Keep the change

October 29, 2005

I hate change. Hell, I hate cash period. I'm very used to the surprised looks I get from friends when, for whatever reason, I actually whip out some cash to pay for something. One of the biggest reasons I hate cash is that you have to keep replenishing it, which means taking trips to the bank (or selling things on Craigslist), which means you're being inefficient (unless of course you walk around with thousands of dollars in your pocket or you work at a bank).

That said, most of the people I know don't seem to agree with me about this. They almost always use cash and make frequent trips to the bank to get more of it. My argument is simple: it's 2000-fucking-5, the world is electronic, why aren't you? I don't get it. With a debit/cash card you never have to worry about not having money (if you actually have money in the bank), there is an electronic record kept of whatever you purchase, and best of all there is no change to deal with.

Perhaps Bank of America has finally realized that a significant number of people still prefer cash, because they've just come out with a pretty ingenious program, Keep the Change, that would seem to prod people into using their debit cards more. Basically, the program rounds up any purchases you make using your debit card to the nearest dollar and puts the difference between the rounded amount and the actual amount into your savings account — automatically and with every purchase.

What I don't quite understand though is that the name "Keep the Change" seems to be a bit of a misnomer. I mean, if you are using your debit card, there is no "change" anyway, right? Right. Notwithstanding the confusing name, I still think it's a neat idea, especially for those spendthrifts who don't normally "save."

Sadly though, the program can't really compete with some of the other cash-back credit card programs out there because those give you something on top of what you've already put in (assuming that you pay off your balance each month) rather than skimming the top off of what was already there and repackaging it . That said, I do think that this aspect of the program is pretty cool:

For the first three months, we'll match your Keep the Change? savings at 100%. That means for every Keep the Change transfer, we'll contribute the same amount to your Bank of America savings account. And when the three months are over, to make it even easier to save, we'll continue matching 5% a year, every year.

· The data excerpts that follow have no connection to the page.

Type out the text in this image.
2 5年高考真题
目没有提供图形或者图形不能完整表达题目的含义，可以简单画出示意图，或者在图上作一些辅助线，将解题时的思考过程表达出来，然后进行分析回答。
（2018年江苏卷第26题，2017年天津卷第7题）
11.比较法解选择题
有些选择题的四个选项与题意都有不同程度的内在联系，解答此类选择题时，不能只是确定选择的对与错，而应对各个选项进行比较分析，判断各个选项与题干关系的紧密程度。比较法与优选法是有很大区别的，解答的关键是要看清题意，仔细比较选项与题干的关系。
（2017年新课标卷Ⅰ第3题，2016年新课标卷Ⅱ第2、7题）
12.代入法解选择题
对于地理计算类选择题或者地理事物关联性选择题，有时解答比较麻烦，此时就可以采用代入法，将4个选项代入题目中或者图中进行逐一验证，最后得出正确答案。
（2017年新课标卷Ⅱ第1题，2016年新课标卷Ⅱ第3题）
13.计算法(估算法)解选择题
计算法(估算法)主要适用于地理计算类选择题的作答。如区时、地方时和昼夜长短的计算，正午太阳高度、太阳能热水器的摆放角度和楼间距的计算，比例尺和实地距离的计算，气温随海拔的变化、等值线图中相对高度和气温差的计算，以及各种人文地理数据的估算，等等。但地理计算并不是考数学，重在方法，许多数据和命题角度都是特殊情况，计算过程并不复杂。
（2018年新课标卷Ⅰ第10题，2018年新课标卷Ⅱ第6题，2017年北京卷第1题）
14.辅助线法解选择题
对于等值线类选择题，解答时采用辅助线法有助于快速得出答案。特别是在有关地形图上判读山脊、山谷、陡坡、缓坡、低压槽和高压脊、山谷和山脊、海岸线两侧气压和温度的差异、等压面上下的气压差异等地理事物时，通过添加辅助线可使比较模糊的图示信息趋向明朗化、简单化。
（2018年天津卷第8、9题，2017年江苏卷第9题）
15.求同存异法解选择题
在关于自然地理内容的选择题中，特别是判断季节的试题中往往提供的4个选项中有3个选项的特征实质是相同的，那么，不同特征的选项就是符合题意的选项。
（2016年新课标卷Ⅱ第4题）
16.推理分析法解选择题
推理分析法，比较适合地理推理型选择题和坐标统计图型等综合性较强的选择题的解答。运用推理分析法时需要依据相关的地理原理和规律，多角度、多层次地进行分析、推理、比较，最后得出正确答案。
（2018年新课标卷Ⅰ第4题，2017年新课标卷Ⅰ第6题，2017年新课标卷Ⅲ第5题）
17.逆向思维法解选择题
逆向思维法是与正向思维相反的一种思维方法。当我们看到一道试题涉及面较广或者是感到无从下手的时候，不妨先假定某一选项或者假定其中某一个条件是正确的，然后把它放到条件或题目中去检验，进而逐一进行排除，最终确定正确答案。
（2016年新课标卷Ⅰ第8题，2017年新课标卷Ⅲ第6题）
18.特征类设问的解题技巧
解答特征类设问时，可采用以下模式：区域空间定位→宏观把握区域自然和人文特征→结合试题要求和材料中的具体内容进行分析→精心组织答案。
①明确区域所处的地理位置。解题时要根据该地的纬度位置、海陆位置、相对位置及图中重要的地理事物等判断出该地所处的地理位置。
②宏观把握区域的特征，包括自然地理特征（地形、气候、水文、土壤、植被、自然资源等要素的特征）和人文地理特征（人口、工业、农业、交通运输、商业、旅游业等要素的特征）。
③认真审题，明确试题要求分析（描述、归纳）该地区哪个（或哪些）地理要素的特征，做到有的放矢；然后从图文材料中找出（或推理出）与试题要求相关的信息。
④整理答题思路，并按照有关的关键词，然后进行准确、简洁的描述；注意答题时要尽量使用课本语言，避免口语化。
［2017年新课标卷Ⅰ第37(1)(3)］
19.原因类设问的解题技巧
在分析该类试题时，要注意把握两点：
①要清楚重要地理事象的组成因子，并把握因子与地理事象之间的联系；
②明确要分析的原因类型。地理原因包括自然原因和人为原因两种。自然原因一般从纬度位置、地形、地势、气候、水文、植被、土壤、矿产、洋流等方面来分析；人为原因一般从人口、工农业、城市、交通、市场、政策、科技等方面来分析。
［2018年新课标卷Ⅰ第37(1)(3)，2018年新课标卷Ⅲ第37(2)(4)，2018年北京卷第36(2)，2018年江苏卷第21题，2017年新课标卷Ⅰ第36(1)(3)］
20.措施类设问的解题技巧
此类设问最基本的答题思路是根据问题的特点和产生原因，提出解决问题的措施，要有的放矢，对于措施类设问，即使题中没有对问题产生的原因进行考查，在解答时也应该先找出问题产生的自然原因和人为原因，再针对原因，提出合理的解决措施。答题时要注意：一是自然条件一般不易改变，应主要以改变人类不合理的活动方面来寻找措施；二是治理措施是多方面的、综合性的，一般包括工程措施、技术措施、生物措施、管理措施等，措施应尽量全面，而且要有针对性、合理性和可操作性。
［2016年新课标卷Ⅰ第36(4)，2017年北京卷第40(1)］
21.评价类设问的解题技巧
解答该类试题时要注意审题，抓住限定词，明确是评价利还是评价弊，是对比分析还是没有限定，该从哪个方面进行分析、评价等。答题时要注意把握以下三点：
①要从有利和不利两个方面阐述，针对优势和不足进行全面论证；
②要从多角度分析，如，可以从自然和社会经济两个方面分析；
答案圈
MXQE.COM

While on the topic of Bank of America, I have to say that their website can be pretty goddamn annoying sometimes. For those not in the know, BoA has two completely separate computer systems, east and west, that cannot talk to each other; apparently, like those that still use cash exclusively, no one there got the memo that it's 2000-fucking-5 and that this sort of interoperability should be a non-issue — it's the same company for christ's sake!

I have accounts in both California and Florida and if I want to deposit a check into my Florida account while in California I actually have to go into the bank, fill out some paperwork and then wait in line so that I can talk to a teller (even though I can withdraw "Florida" money from any BoA ATM). What is more is that the deposit is not instantaneous and usually takes a couple of days to show up in my account. It's much easier to just deposit it into the California account and then move it over electronically.

While this isn't that big of a deal (I mean, how often do you use checks anyway?), there is another aspect of this divide that is incredibly annoying, namely, the fact that you can't consolidate multi-state accounts (if they exist on opposite systems) into a single online "account." I have to use separate logins to get into my accounts even though they are through the same damn bank. This wouldn't be such a chore if you weren't required to choose the state in which the account is held (the different login name isn't enough), but you are and the song-and-dance requires multiple steps.

If anyone can explain away this chasm, pray tell.